なお、先の最高裁判例で示されている基準のうち、「労働条件」、「加害行為の予防もしくは損失の分散についての使用者の配慮の程度」については、例えば車両の運転の場合であれば、過重な労働にならないように勤務時間や休憩時間を工夫し、また安全装置等の物理的な予防策や、教育・指導による事前の防止策を講じたり、さらには損害保険に加入する等して損失の分散を行う等、会社が事前に対策を講じることができます。

こうした事前措置を会社が講じているか否かが、損害賠償額の範囲を決定するのに、大きく影響してくることになりますが、では、会社が、こうした事前措置を講じている場合には、会社は労働者に対して、全額の賠償を求めることができるでしょうか?

先の最高裁判例は、使用者の労働者に対する損害賠償を制限している根拠として、いわゆる、「危険責任(社会に対して危険を作り出している者は、そこから生じる損害に対して常に賠償責任を負わなければならないという考え方)」、及び「報償責任(社会生活において利益を収める者はその収益活動から生ずる損害についても常に責任を負わなければならないという考え方)」に求めています。

そして、会社が講じる事前措置は、いずれも社会に対して危険を作り出さないための措置であって、上記でいう「危険責任」に対する防止策を講じているに過ぎません。

したがって、会社が事前措置を講じている場合、会社には「報償責任」が残っていますから労働者に対して、損害の全額について賠償を求めることはできないと考えられます。
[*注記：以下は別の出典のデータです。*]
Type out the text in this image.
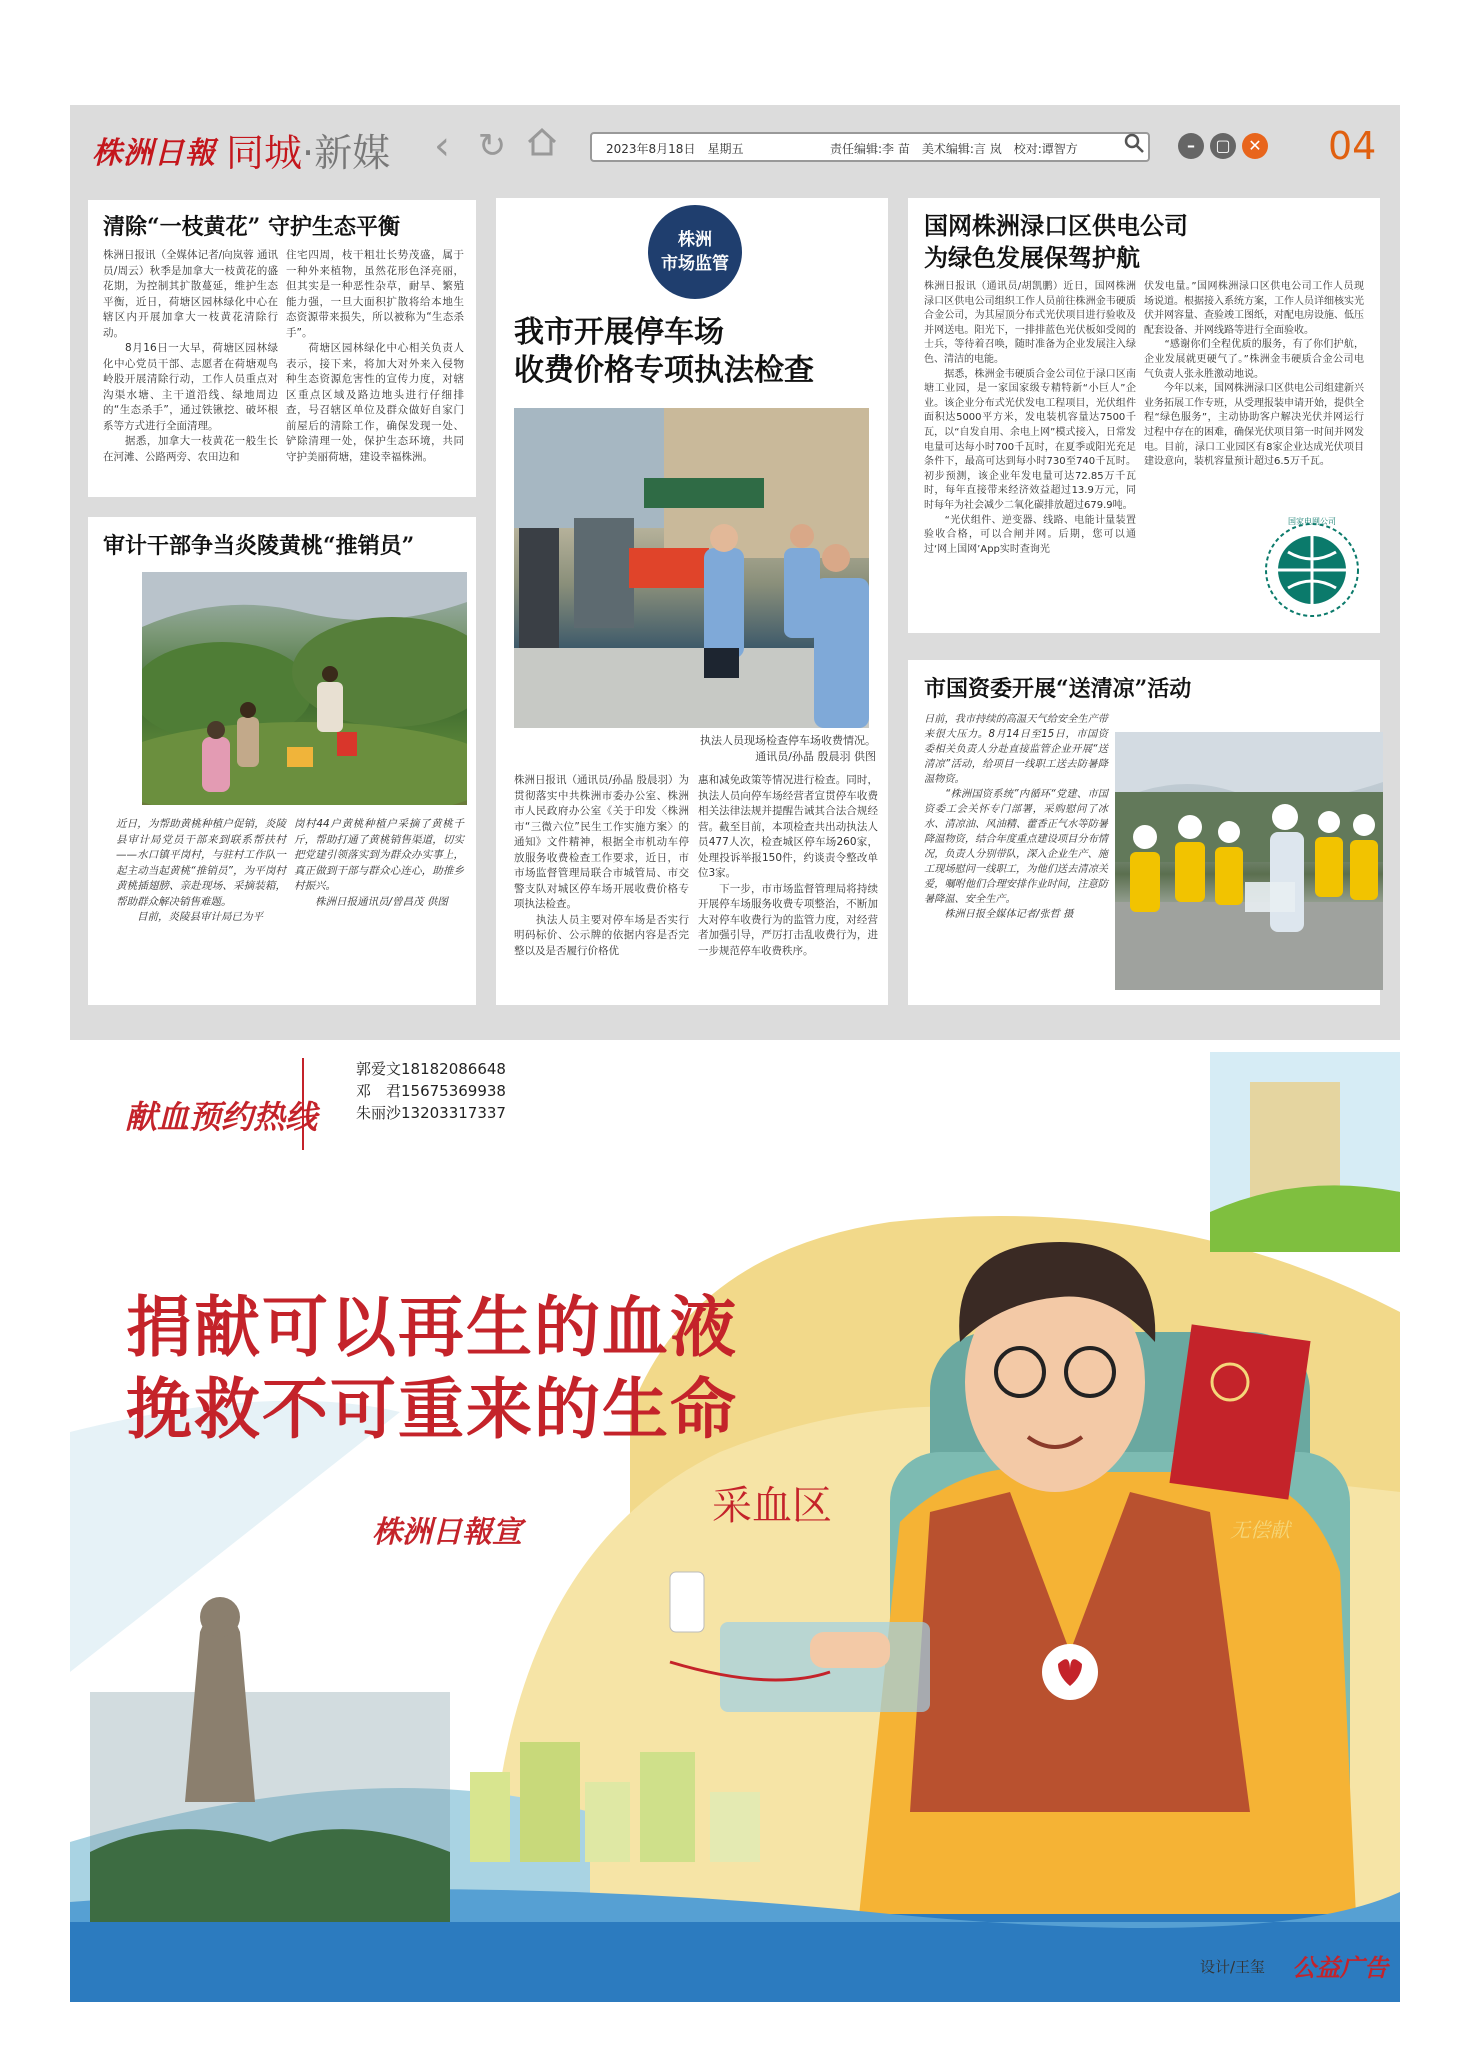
株洲日報 同城·新媒	‹ ↻	2023年8月18日　星期五	责任编辑:李 苗　美术编辑:言 岚　校对:谭智方	–	▢	✕ 04
清除“一枝黄花” 守护生态平衡
株洲日报讯（全媒体记者/向岚蓉 通讯员/周云）秋季是加拿大一枝黄花的盛花期，为控制其扩散蔓延，维护生态平衡，近日，荷塘区园林绿化中心在辖区内开展加拿大一枝黄花清除行动。
　　8月16日一大早，荷塘区园林绿化中心党员干部、志愿者在荷塘观鸟岭股开展清除行动，工作人员重点对沟渠水塘、主干道沿线、绿地周边的“生态杀手”，通过铁锹挖、破坏根系等方式进行全面清理。
　　据悉，加拿大一枝黄花一般生长在河滩、公路两旁、农田边和
住宅四周，枝干粗壮长势茂盛，属于一种外来植物，虽然花形色泽亮丽，但其实是一种恶性杂草，耐旱、繁殖能力强，一旦大面积扩散将给本地生态资源带来损失，所以被称为“生态杀手”。
　　荷塘区园林绿化中心相关负责人表示，接下来，将加大对外来入侵物种生态资源危害性的宣传力度，对辖区重点区域及路边地头进行仔细排查，号召辖区单位及群众做好自家门前屋后的清除工作，确保发现一处、铲除清理一处，保护生态环境，共同守护美丽荷塘，建设幸福株洲。
审计干部争当炎陵黄桃“推销员”
近日，为帮助黄桃种植户促销，炎陵县审计局党员干部来到联系帮扶村——水口镇平岗村，与驻村工作队一起主动当起黄桃“推销员”，为平岗村黄桃插翅膀、亲赴现场、采摘装箱，帮助群众解决销售难题。
　　目前，炎陵县审计局已为平
岗村44户黄桃种植户采摘了黄桃千斤，帮助打通了黄桃销售渠道，切实把党建引领落实到为群众办实事上，真正做到干部与群众心连心，助推乡村振兴。
　　株洲日报通讯员/曾昌茂 供图
我市开展停车场
收费价格专项执法检查
执法人员现场检查停车场收费情况。
通讯员/孙晶 殷晨羽 供图
株洲日报讯（通讯员/孙晶 殷晨羽）为贯彻落实中共株洲市委办公室、株洲市人民政府办公室《关于印发〈株洲市“三微六位”民生工作实施方案〉的通知》文件精神，根据全市机动车停放服务收费检查工作要求，近日，市市场监督管理局联合市城管局、市交警支队对城区停车场开展收费价格专项执法检查。
　　执法人员主要对停车场是否实行明码标价、公示牌的依据内容是否完整以及是否履行价格优
惠和减免政策等情况进行检查。同时，执法人员向停车场经营者宣贯停车收费相关法律法规并提醒告诫其合法合规经营。截至目前，本项检查共出动执法人员477人次，检查城区停车场260家，处理投诉举报150件，约谈责令整改单位3家。
　　下一步，市市场监督管理局将持续开展停车场服务收费专项整治，不断加大对停车收费行为的监管力度，对经营者加强引导，严厉打击乱收费行为，进一步规范停车收费秩序。
株洲
市场监管
国网株洲渌口区供电公司
为绿色发展保驾护航
株洲日报讯（通讯员/胡凯鹏）近日，国网株洲渌口区供电公司组织工作人员前往株洲金韦硬质合金公司，为其屋顶分布式光伏项目进行验收及并网送电。阳光下，一排排蓝色光伏板如受阅的士兵，等待着召唤，随时准备为企业发展注入绿色、清洁的电能。
　　据悉，株洲金韦硬质合金公司位于渌口区南塘工业园，是一家国家级专精特新“小巨人”企业。该企业分布式光伏发电工程项目，光伏组件面积达5000平方米，发电装机容量达7500千瓦，以“自发自用、余电上网”模式接入，日常发电量可达每小时700千瓦时，在夏季或阳光充足条件下，最高可达到每小时730至740千瓦时。初步预测，该企业年发电量可达72.85万千瓦时，每年直接带来经济效益超过13.9万元，同时每年为社会减少二氧化碳排放超过679.9吨。
　　“光伏组件、逆变器、线路、电能计量装置验收合格，可以合闸并网。后期，您可以通过‘网上国网’App实时查询光
伏发电量。”国网株洲渌口区供电公司工作人员现场说道。根据接入系统方案，工作人员详细核实光伏并网容量、查验竣工图纸，对配电房设施、低压配套设备、并网线路等进行全面验收。
　　“感谢你们全程优质的服务，有了你们护航，企业发展就更硬气了。”株洲金韦硬质合金公司电气负责人张永胜激动地说。
　　今年以来，国网株洲渌口区供电公司组建新兴业务拓展工作专班，从受理报装申请开始，提供全程“绿色服务”，主动协助客户解决光伏并网运行过程中存在的困难，确保光伏项目第一时间并网发电。目前，渌口工业园区有8家企业达成光伏项目建设意向，装机容量预计超过6.5万千瓦。
国家电网公司
市国资委开展“送清凉”活动
日前，我市持续的高温天气给安全生产带来很大压力。8月14日至15日，市国资委相关负责人分赴直接监管企业开展“送清凉”活动，给项目一线职工送去防暑降温物资。
　　“株洲国资系统”内循环“党建、市国资委工会关怀专门部署，采购慰问了冰水、清凉油、风油精、藿香正气水等防暑降温物资，结合年度重点建设项目分布情况，负责人分别带队，深入企业生产、施工现场慰问一线职工，为他们送去清凉关爱，嘱咐他们合理安排作业时间，注意防暑降温、安全生产。
　　株洲日报全媒体记者/张哲 摄
献血预约热线
郭爱文18182086648
邓　君15675369938
朱丽沙13203317337
捐献可以再生的血液
挽救不可重来的生命
株洲日報宣
采血区
无偿献
设计/王玺 公益广告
もちろん、会社が事前措置を講じている場合には、会社の「危険責任」は減少しますので、労働者に対する損害賠償請求が認められる範囲が広がることにはなりますが、全額の賠償が認められるのは、故意による場合に限られると思われます。

とは言え、会社が事前措置を講じることは、社会的にも要求されているところであり、企業防衛のためにも必要不可欠です。

特に現在は、先の最高裁判例が出された時代と比較しても、一層、事故を生じさせないシステムを構築することが求められていると言えます。